Geological Lecture Hall, 24 Oxford Street, Cambridge, MA 02138
This event has been postponed.
Public Moderated Conversation
Speakers: Simone Browne, Mimi Ọnụọha, and Gabriella (Biella) Coleman
Moderated by Gabriella Coleman, Professor of Anthropology, Harvard University
In this conversation, Simone Browne and Mimi Ọnụọha will examine how artists have critically grappled with the hidden infrastructures of surveillance today, and explore the consequences of what is made visible through data. A reception will follow in the related Surveillance exhibition at the Collection of Historical Scientific Instruments, Harvard Science Center, 1 Oxford Street, second floor, Cambridge, MA, 7:30–8:15 pm.
Free and open to the public.
Free event parking at the 52 Oxford Street Garage.
Presented in collaboration with the Department of the History of Science, Harvard University and the Collection of Historical Scientific Instruments, Harvard University and the Harvard Museums of Science & Culture.
Related exhibition: Surveillance: From Vision to Data
About the Speakers
Simone Browne is Associate Professor in the Department of African and African Diaspora Studies at the University of Texas at Austin. She is also Research Director of Critical Surveillance Inquiry (CSI) with Good Systems, a research collaborative at the University of Texas at Austin. CSI works with scholars, organizations, and communities to curate conversations, exhibitions and research that examine the social and ethical implications of surveillance technologies, both AI-enabled and not.
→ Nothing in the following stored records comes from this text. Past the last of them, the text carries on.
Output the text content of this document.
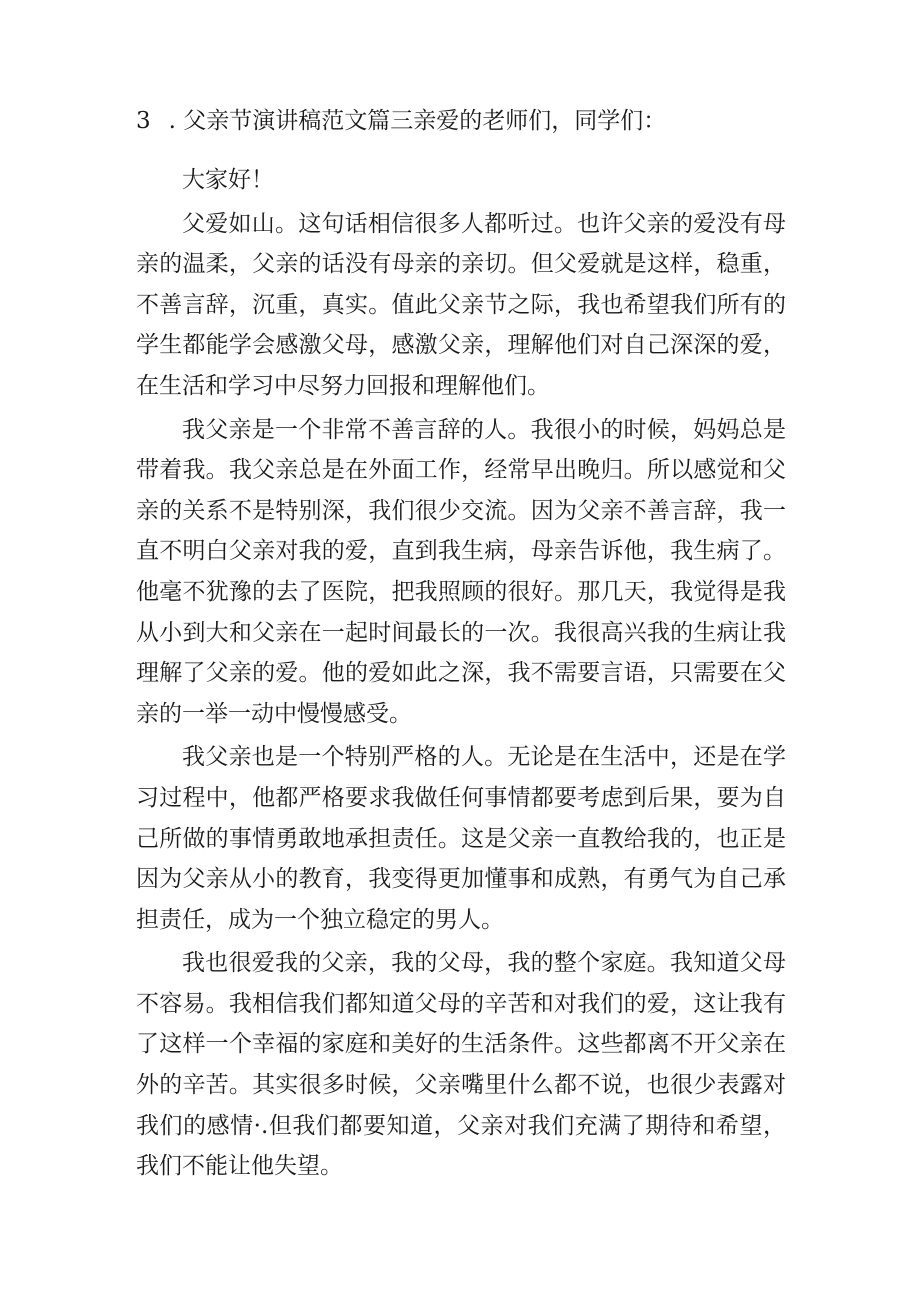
3 . 父亲节演讲稿范文篇三亲爱的老师们，同学们：

大家好！

父爱如山。这句话相信很多人都听过。也许父亲的爱没有母亲的温柔，父亲的话没有母亲的亲切。但父爱就是这样，稳重，不善言辞，沉重，真实。值此父亲节之际，我也希望我们所有的学生都能学会感激父母，感激父亲，理解他们对自己深深的爱，在生活和学习中尽努力回报和理解他们。

我父亲是一个非常不善言辞的人。我很小的时候，妈妈总是带着我。我父亲总是在外面工作，经常早出晚归。所以感觉和父亲的关系不是特别深，我们很少交流。因为父亲不善言辞，我一直不明白父亲对我的爱，直到我生病，母亲告诉他，我生病了。他毫不犹豫的去了医院，把我照顾的很好。那几天，我觉得是我从小到大和父亲在一起时间最长的一次。我很高兴我的生病让我理解了父亲的爱。他的爱如此之深，我不需要言语，只需要在父亲的一举一动中慢慢感受。

我父亲也是一个特别严格的人。无论是在生活中，还是在学习过程中，他都严格要求我做任何事情都要考虑到后果，要为自己所做的事情勇敢地承担责任。这是父亲一直教给我的，也正是因为父亲从小的教育，我变得更加懂事和成熟，有勇气为自己承担责任，成为一个独立稳定的男人。

我也很爱我的父亲，我的父母，我的整个家庭。我知道父母不容易。我相信我们都知道父母的辛苦和对我们的爱，这让我有了这样一个幸福的家庭和美好的生活条件。这些都离不开父亲在外的辛苦。其实很多时候，父亲嘴里什么都不说，也很少表露对我们的感情·.但我们都要知道，父亲对我们充满了期待和希望，我们不能让他失望。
With a focus on algorithmic harm and tech equity, we continually question “what’s good?” in order to better understand the development and impact of artificial intelligence.
Simone is currently writing her second book manuscript, Like the Mixture of Charcoal and Darkness, which examines the interventions made by artists whose works grapple with the surveillance of Black life, from policing, privacy, smart dust and the FBI’s COINTELPRO to encryption, electronic waste and artificial intelligence. Together, these essays and interviews explore the productive possibilities of rebellious methodologies and creative innovation when it comes to troubling surveillance and its various tactics, and imagining Black life beyond the surveillance state.
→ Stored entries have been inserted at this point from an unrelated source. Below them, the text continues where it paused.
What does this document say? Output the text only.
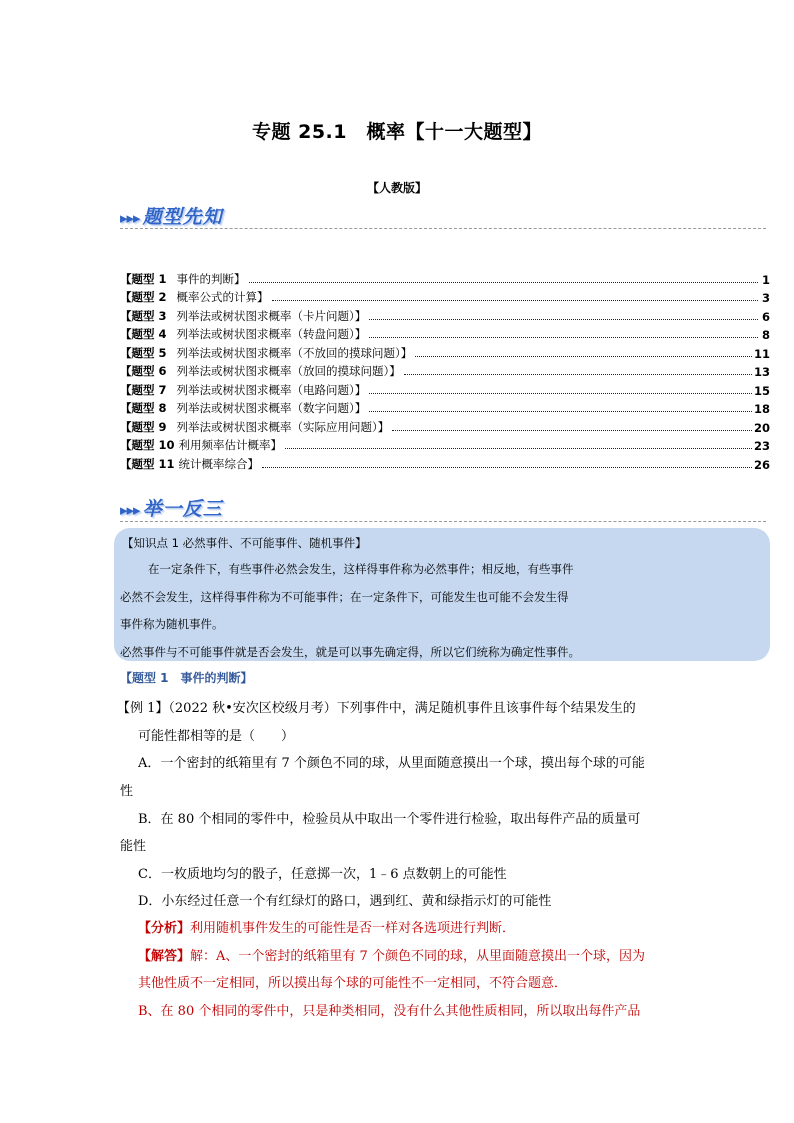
专题 25.1　概率【十一大题型】
【人教版】
▸▸▸ 题型先知
【题型 1 事件的判断】	1
【题型 2 概率公式的计算】	3
【题型 3 列举法或树状图求概率（卡片问题）】	6
【题型 4 列举法或树状图求概率（转盘问题）】	8
【题型 5 列举法或树状图求概率（不放回的摸球问题）】	11
【题型 6 列举法或树状图求概率（放回的摸球问题）】	13
【题型 7 列举法或树状图求概率（电路问题）】	15
【题型 8 列举法或树状图求概率（数字问题）】	18
【题型 9 列举法或树状图求概率（实际应用问题）】	20
【题型 10 利用频率估计概率】	23
【题型 11 统计概率综合】	26
▸▸▸ 举一反三
【知识点 1 必然事件、不可能事件、随机事件】
在一定条件下，有些事件必然会发生，这样得事件称为必然事件；相反地，有些事件
必然不会发生，这样得事件称为不可能事件；在一定条件下，可能发生也可能不会发生得
事件称为随机事件。
必然事件与不可能事件就是否会发生，就是可以事先确定得，所以它们统称为确定性事件。
【题型 1　事件的判断】
【例 1】（2022 秋•安次区校级月考）下列事件中，满足随机事件且该事件每个结果发生的
可能性都相等的是（　　）
A．一个密封的纸箱里有 7 个颜色不同的球，从里面随意摸出一个球，摸出每个球的可能
性
B．在 80 个相同的零件中，检验员从中取出一个零件进行检验，取出每件产品的质量可
能性
C．一枚质地均匀的骰子，任意掷一次，1﹣6 点数朝上的可能性
D．小东经过任意一个有红绿灯的路口，遇到红、黄和绿指示灯的可能性
【分析】利用随机事件发生的可能性是否一样对各选项进行判断．
【解答】解：A、一个密封的纸箱里有 7 个颜色不同的球，从里面随意摸出一个球，因为
其他性质不一定相同，所以摸出每个球的可能性不一定相同，不符合题意．
B、在 80 个相同的零件中，只是种类相同，没有什么其他性质相同，所以取出每件产品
Nigerian-American artist Mimi Ọnụọha‘s work deploys choice moments of seeming absence to question and expose the contradictory logics of technological progress. Through print, code, data, video, installation, and archival media, Ọnụọha offers new orientations for making sense of the gaps that define systems of labor, ecology, and relations. Ọnụọha’s recent solo exhibitions include bitforms gallery (USA) and Forest City Gallery (Canada). Her work has been featured at the Whitney Museum of Art (USA), the Australian Centre for Contemporary Art (AUS), Mao Jihong Arts Foundation (China), La Gaitê Lyrique (France), Transmediale Festival (Germany), The Photographers Gallery (UK), and NEON (Greece), among others. Her public art engagements have been supported by Akademie der Kunst (Germany), the Royal College of Art (UK), the Rockefeller Foundation (USA), and Princeton University (USA). https://mimionuoha.com/bios
Gabriella (Biella) Coleman is a full professor in the Department of Anthropology at Harvard University and is a faculty associate at the Berkman Klein Center for Internet & Society. Her scholarship and teaching address questions of science, technology, and medicine, focusing on the politics, cultures, and ethics of hacking. She is the author of two books on computer hackers and the founder and editor of Hack_Curio, a video portal into the cultures of hacking (you can learn more about the project here). In 2022, she hosted the BBC4 radio and podcast series, The Hackers. She formerly held the Wolfe Chair in Scientific and Technological Literacy at McGill University. She was an assistant professor in the Department of Media, Culture, and Communication at New York University.